Edinburgh researchers and LifeArc to boost MND treatment processes
Partnership will establish drug candidates using both laboratory tests and machine-learning
A project involving researchers based in Edinburgh wants to establish effective combinations of existing drugs which, used together, could treat motor neuron disease (MND).
It is being led by professor Siddharthan Chandran, group leader at the UK Dementia Research Institute (UK DRI) and director of the Euan MacDonald Centre for MND Research – both of which are situated at the University of Edinburgh.
The £3.3m project is funded by the medical research charity LifeArc, as part of a continuing collaboration between UK DRI and the charity. The link up brings together the strengths of UK DRI’s research into discovery science with LifeArc’s experience in taking lab discoveries forward and translating them into benefits for patients.
In the initial element of the study, researchers will establish top drug candidates, using both laboratory-based tests on motor neurons grown in the lab from patient donated stem cells, as well as a machine-learning approach that reviews scientific studies of MND.
Consequently, pairs of candidate drugs will be tested within the stem cell models of MND, against different biological pathways known to be implicated in the condition.

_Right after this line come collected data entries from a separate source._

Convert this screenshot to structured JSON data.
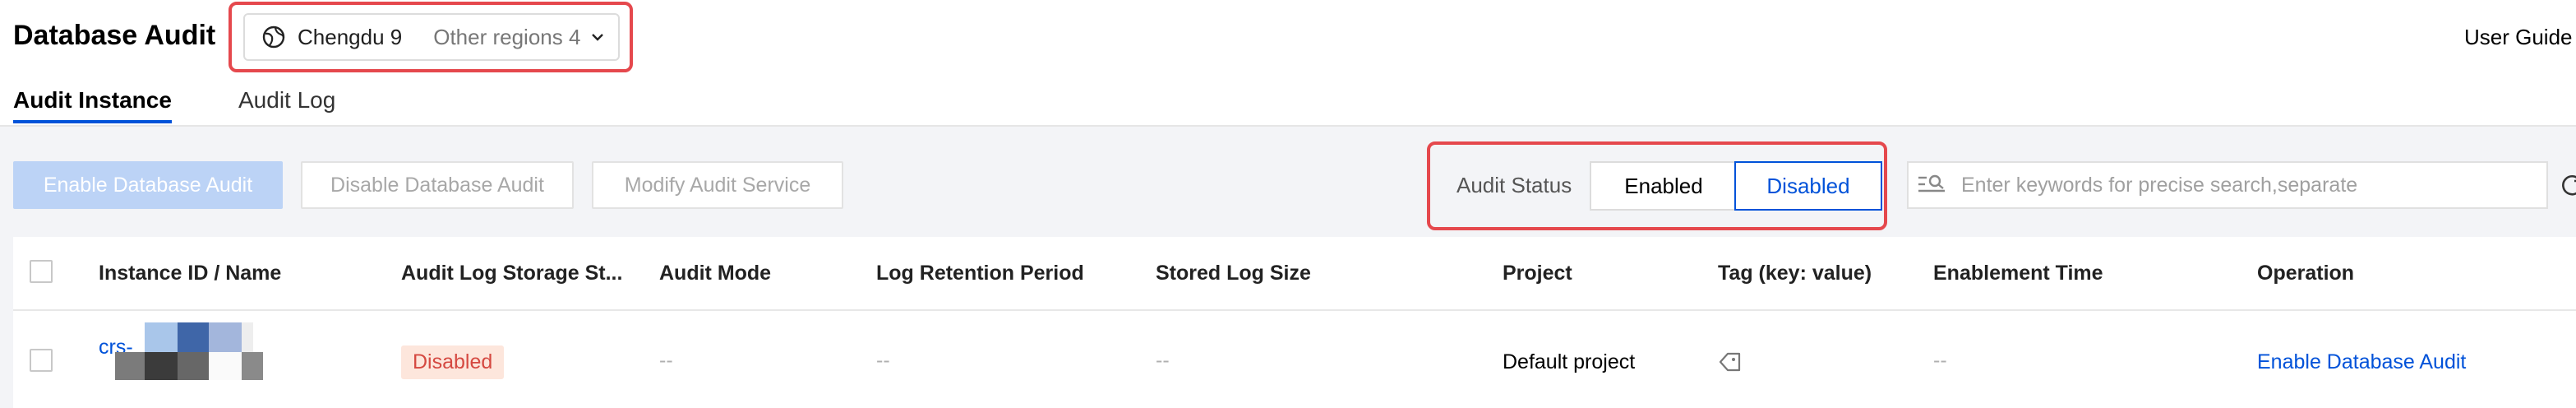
{
  "header": {
    "title": "Database Audit",
    "region_current": "Chengdu 9",
    "region_other": "Other regions 4",
    "user_guide": "User Guide"
  },
  "tabs": [
    {
      "label": "Audit Instance",
      "active": true
    },
    {
      "label": "Audit Log",
      "active": false
    }
  ],
  "toolbar": {
    "enable_label": "Enable Database Audit",
    "disable_label": "Disable Database Audit",
    "modify_label": "Modify Audit Service",
    "audit_status_label": "Audit Status",
    "status_options": [
      "Enabled",
      "Disabled"
    ],
    "status_selected": "Disabled",
    "search_placeholder": "Enter keywords for precise search,separate"
  },
  "table": {
    "columns": [
      "Instance ID / Name",
      "Audit Log Storage St...",
      "Audit Mode",
      "Log Retention Period",
      "Stored Log Size",
      "Project",
      "Tag (key: value)",
      "Enablement Time",
      "Operation"
    ],
    "rows": [
      {
        "instance_id": "crs-",
        "storage_status": "Disabled",
        "audit_mode": "--",
        "retention": "--",
        "stored_size": "--",
        "project": "Default project",
        "tag_icon": "tag-icon",
        "enablement_time": "--",
        "operation": "Enable Database Audit"
      }
    ]
  },
  "colors": {
    "accent": "#0052d9",
    "highlight_box": "#e5484d",
    "badge_bg": "#fde6dc",
    "badge_text": "#d54941"
  },
  "icons": [
    "globe-icon",
    "chevron-down-icon",
    "search-filter-icon",
    "refresh-icon",
    "tag-icon"
  ]
}
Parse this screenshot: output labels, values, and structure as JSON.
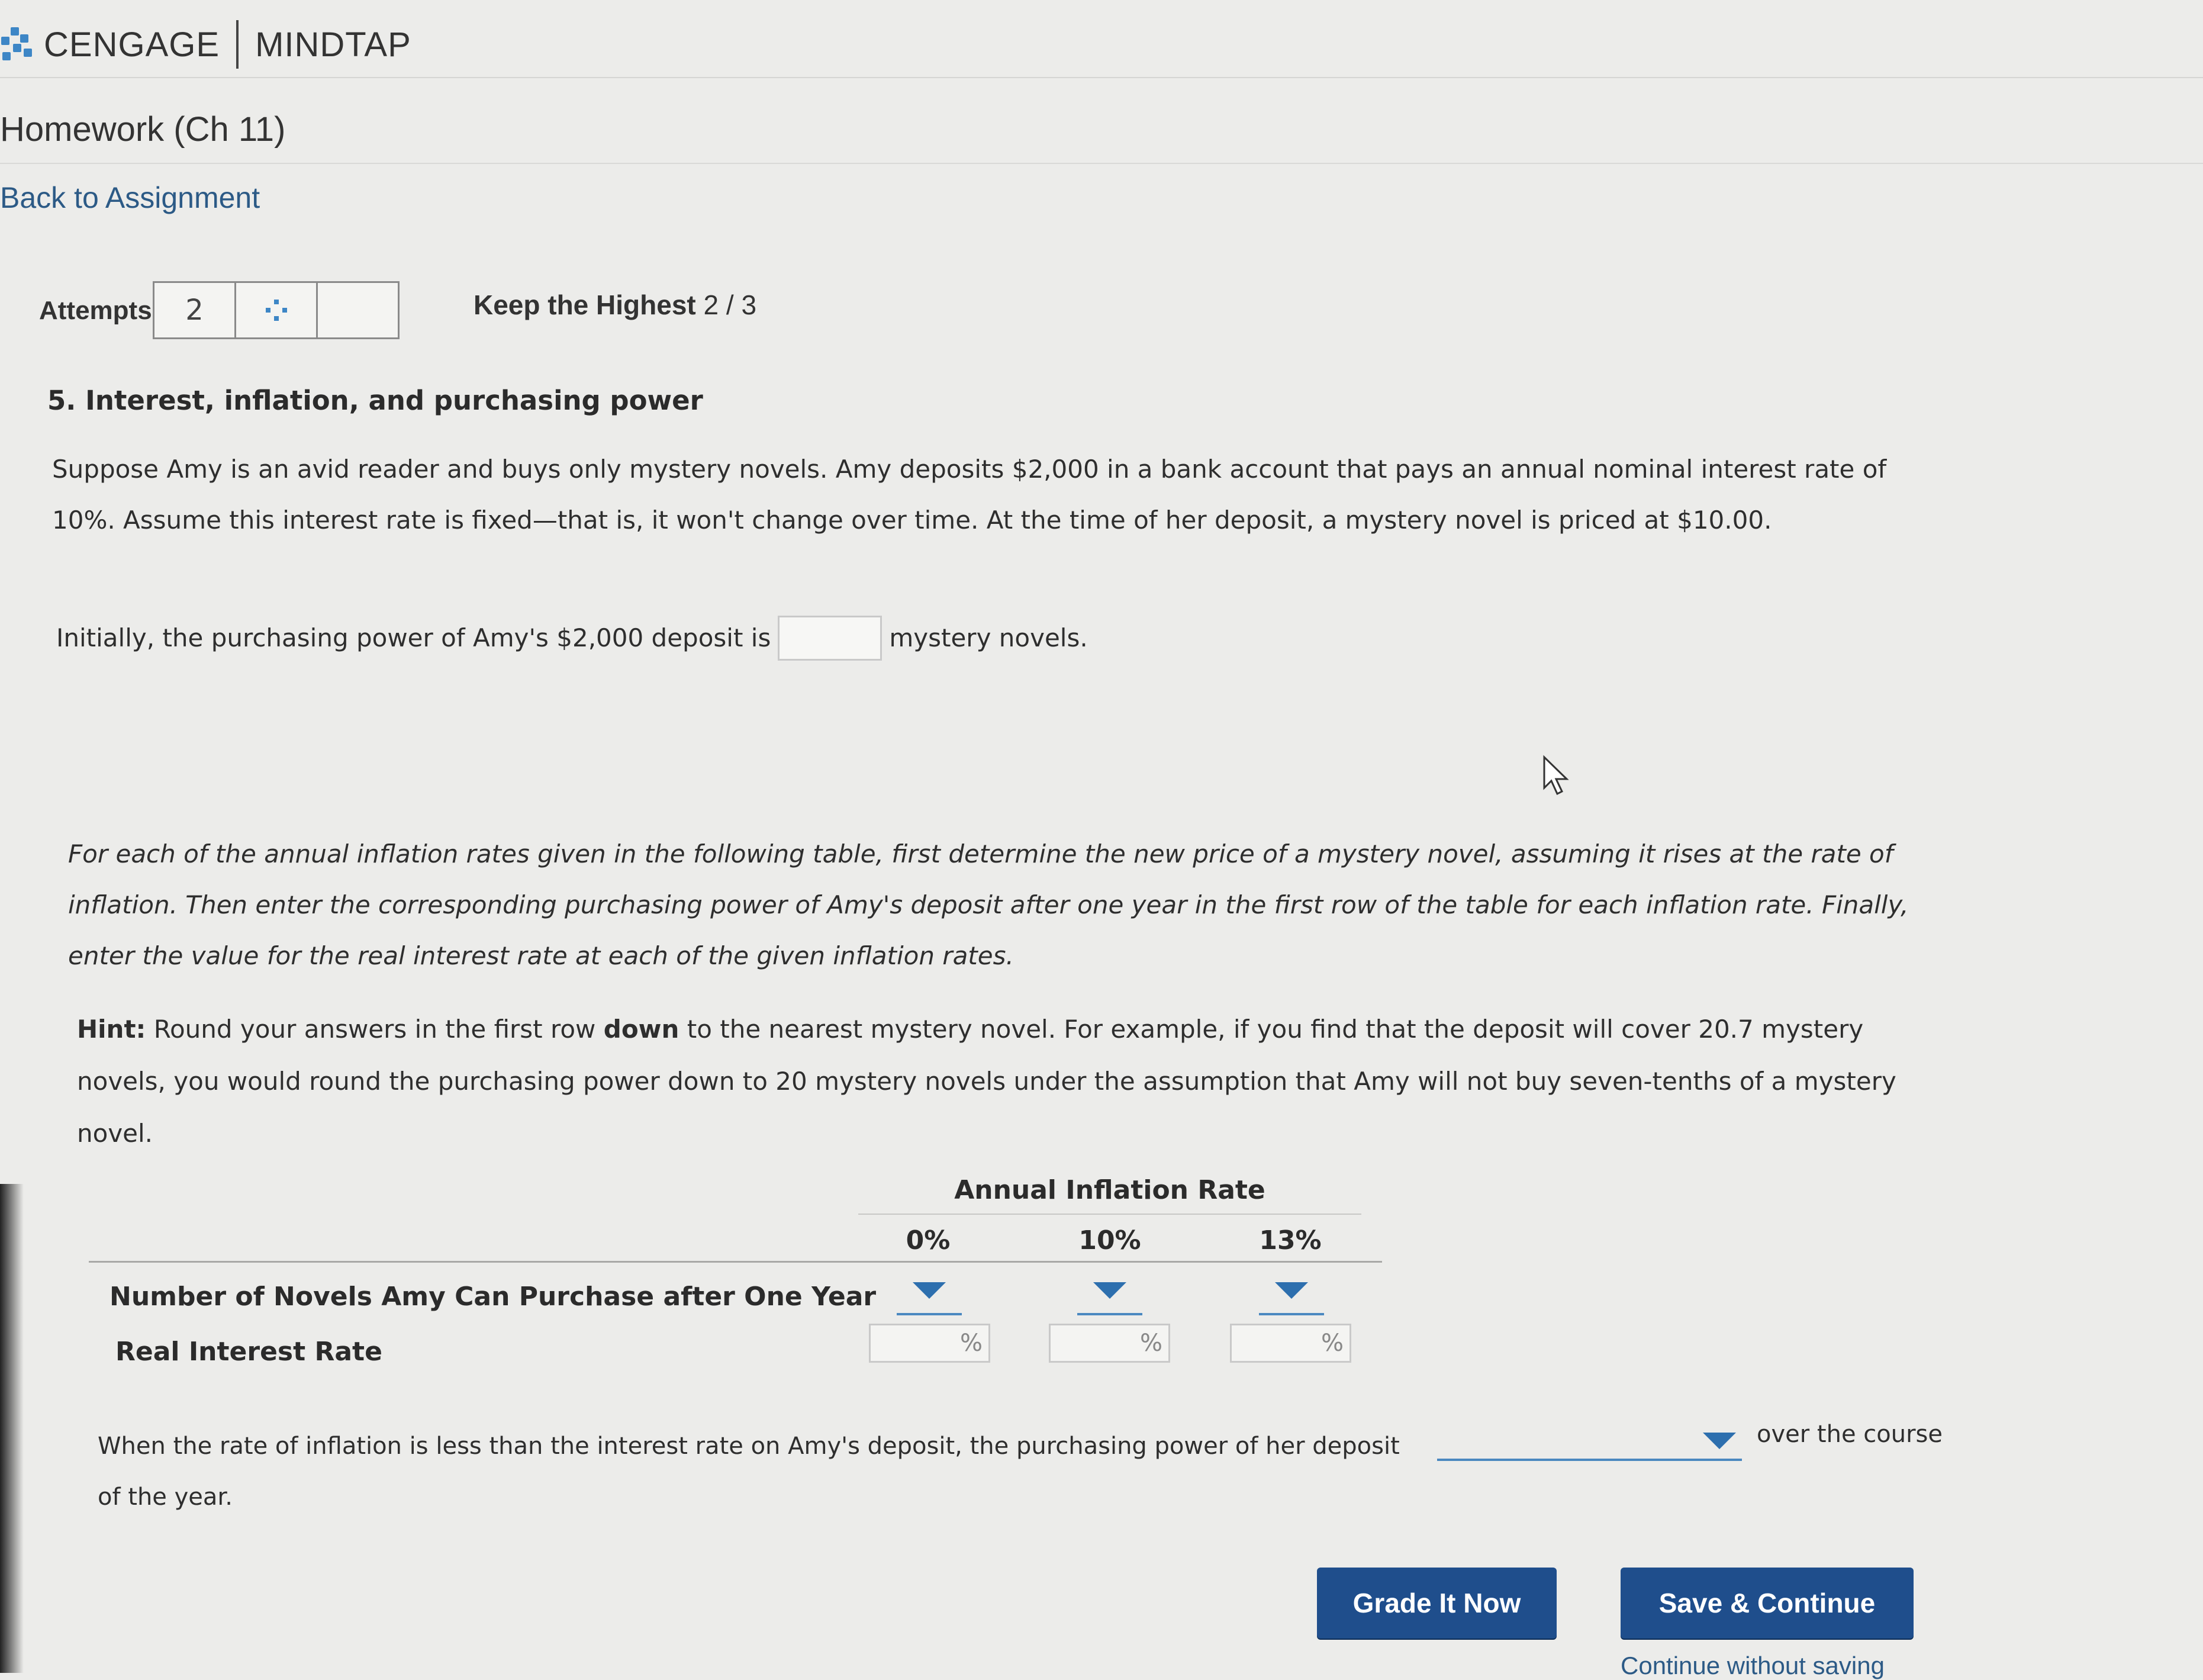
{
  "header": {
    "brand": "CENGAGE",
    "product": "MINDTAP",
    "course": "Homework (Ch 11)",
    "back_link": "Back to Assignment"
  },
  "attempts": {
    "label": "Attempts",
    "value": "2",
    "keep_label": "Keep the Highest",
    "keep_value": "2 / 3"
  },
  "question": {
    "title": "5. Interest, inflation, and purchasing power",
    "intro_line1": "Suppose Amy is an avid reader and buys only mystery novels. Amy deposits $2,000 in a bank account that pays an annual nominal interest rate of",
    "intro_line2": "10%. Assume this interest rate is fixed—that is, it won't change over time. At the time of her deposit, a mystery novel is priced at $10.00.",
    "pp_before": "Initially, the purchasing power of Amy's $2,000 deposit is",
    "pp_after": "mystery novels.",
    "instructions_line1": "For each of the annual inflation rates given in the following table, first determine the new price of a mystery novel, assuming it rises at the rate of",
    "instructions_line2": "inflation. Then enter the corresponding purchasing power of Amy's deposit after one year in the first row of the table for each inflation rate. Finally,",
    "instructions_line3": "enter the value for the real interest rate at each of the given inflation rates.",
    "hint_label": "Hint:",
    "hint_part1": "Round your answers in the first row",
    "hint_bold": "down",
    "hint_part2": "to the nearest mystery novel. For example, if you find that the deposit will cover 20.7 mystery",
    "hint_line2": "novels, you would round the purchasing power down to 20 mystery novels under the assumption that Amy will not buy seven-tenths of a mystery",
    "hint_line3": "novel."
  },
  "table": {
    "header": "Annual Inflation Rate",
    "columns": [
      "0%",
      "10%",
      "13%"
    ],
    "row1_label": "Number of Novels Amy Can Purchase after One Year",
    "row2_label": "Real Interest Rate",
    "pct_symbol": "%"
  },
  "conclusion": {
    "before": "When the rate of inflation is less than the interest rate on Amy's deposit, the purchasing power of her deposit",
    "after": "over the course",
    "line2": "of the year."
  },
  "buttons": {
    "grade": "Grade It Now",
    "save": "Save & Continue",
    "continue_without": "Continue without saving"
  },
  "colors": {
    "accent": "#1f4e8c",
    "link": "#2c5a86",
    "dropdown": "#2d6fae"
  }
}
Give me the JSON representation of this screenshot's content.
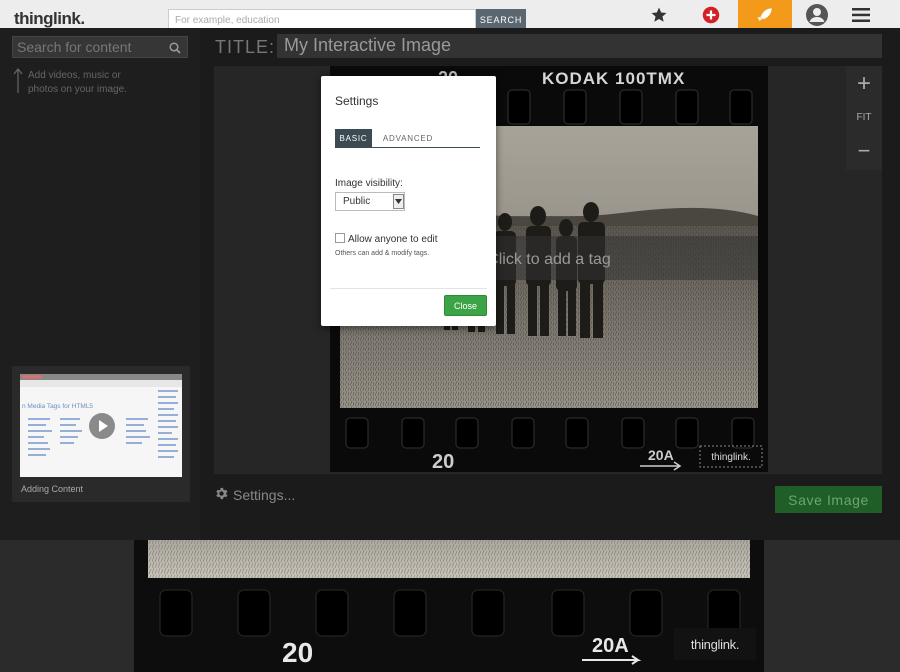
{
  "nav": {
    "logo": "thinglink.",
    "search_placeholder": "For example, education",
    "search_button": "SEARCH",
    "icons": [
      "star-icon",
      "plus-circle-icon",
      "rocket-icon",
      "user-avatar-icon",
      "hamburger-menu-icon"
    ],
    "accent_color": "#f39a1a"
  },
  "left_panel": {
    "search_placeholder": "Search for content",
    "hint": "Add videos, music or photos on your image.",
    "video": {
      "thumb_heading": "n Media Tags for HTML5",
      "title": "Adding Content"
    }
  },
  "editor": {
    "title_label": "TITLE:",
    "title_value": "My Interactive Image",
    "image_overlay_text": "Click to add a tag",
    "film_label": "KODAK  100TMX",
    "film_frame_top": "20",
    "film_frame_bottom_left": "20",
    "film_frame_bottom_right": "20A",
    "watermark": "thinglink.",
    "zoom": {
      "in": "+",
      "fit": "FIT",
      "out": "−"
    },
    "settings_link": "Settings...",
    "save_button": "Save Image",
    "save_color": "#1f5e27"
  },
  "modal": {
    "title": "Settings",
    "tabs": [
      {
        "label": "BASIC",
        "active": true
      },
      {
        "label": "ADVANCED",
        "active": false
      }
    ],
    "visibility_label": "Image visibility:",
    "visibility_value": "Public",
    "allow_edit_label": "Allow anyone to edit",
    "allow_edit_hint": "Others can add & modify tags.",
    "close_button": "Close",
    "close_color": "#3ca446"
  },
  "background": {
    "frame_left": "20",
    "frame_right": "20A",
    "watermark": "thinglink."
  }
}
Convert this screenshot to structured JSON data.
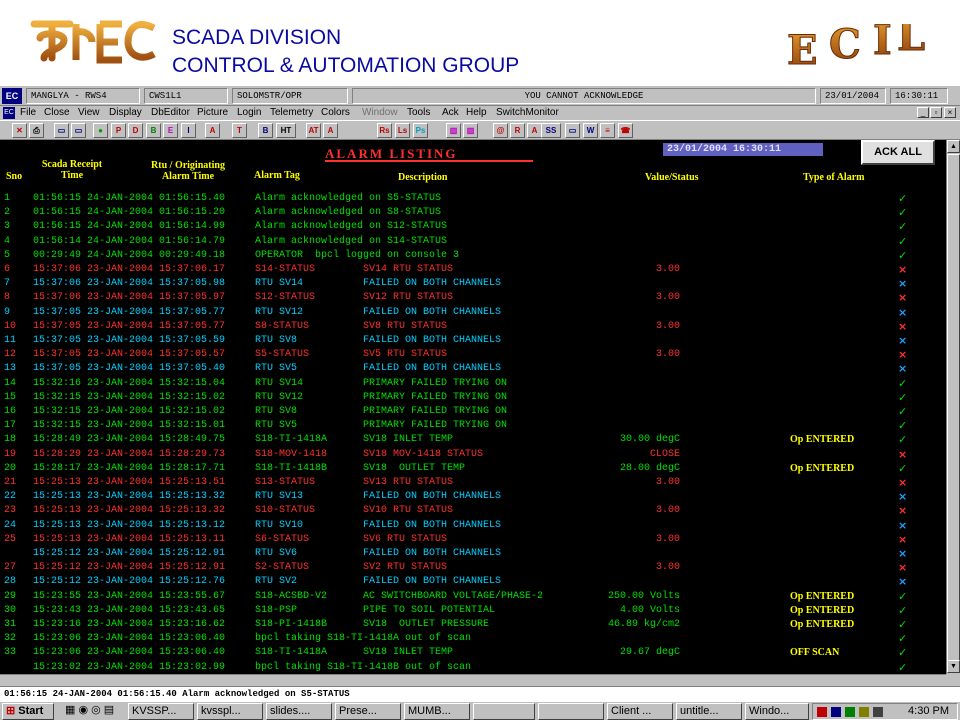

Ultimately, the target is to gain regulatory approval to test the most promising and effective combinations of drugs in the Euan MacDonald Centre’s MND-SMART (Motor Neuron Disease – Systematic Multi-arm Adaptive Randomised Trial) trial.
This study – unfolding across 20 sites in the UK – is designed to reduce the time it takes to find medicines that can slow or stop MND.
Professor Siddharthan Chandran, was encouraged about the partnership and its aims: “As has been shown for cancer therapy, using combinations of drugs that target different pathways might be our best chance of slowing or stopping the progression of MND. This innovative project is an important next step in identifying effective medicines for MND.”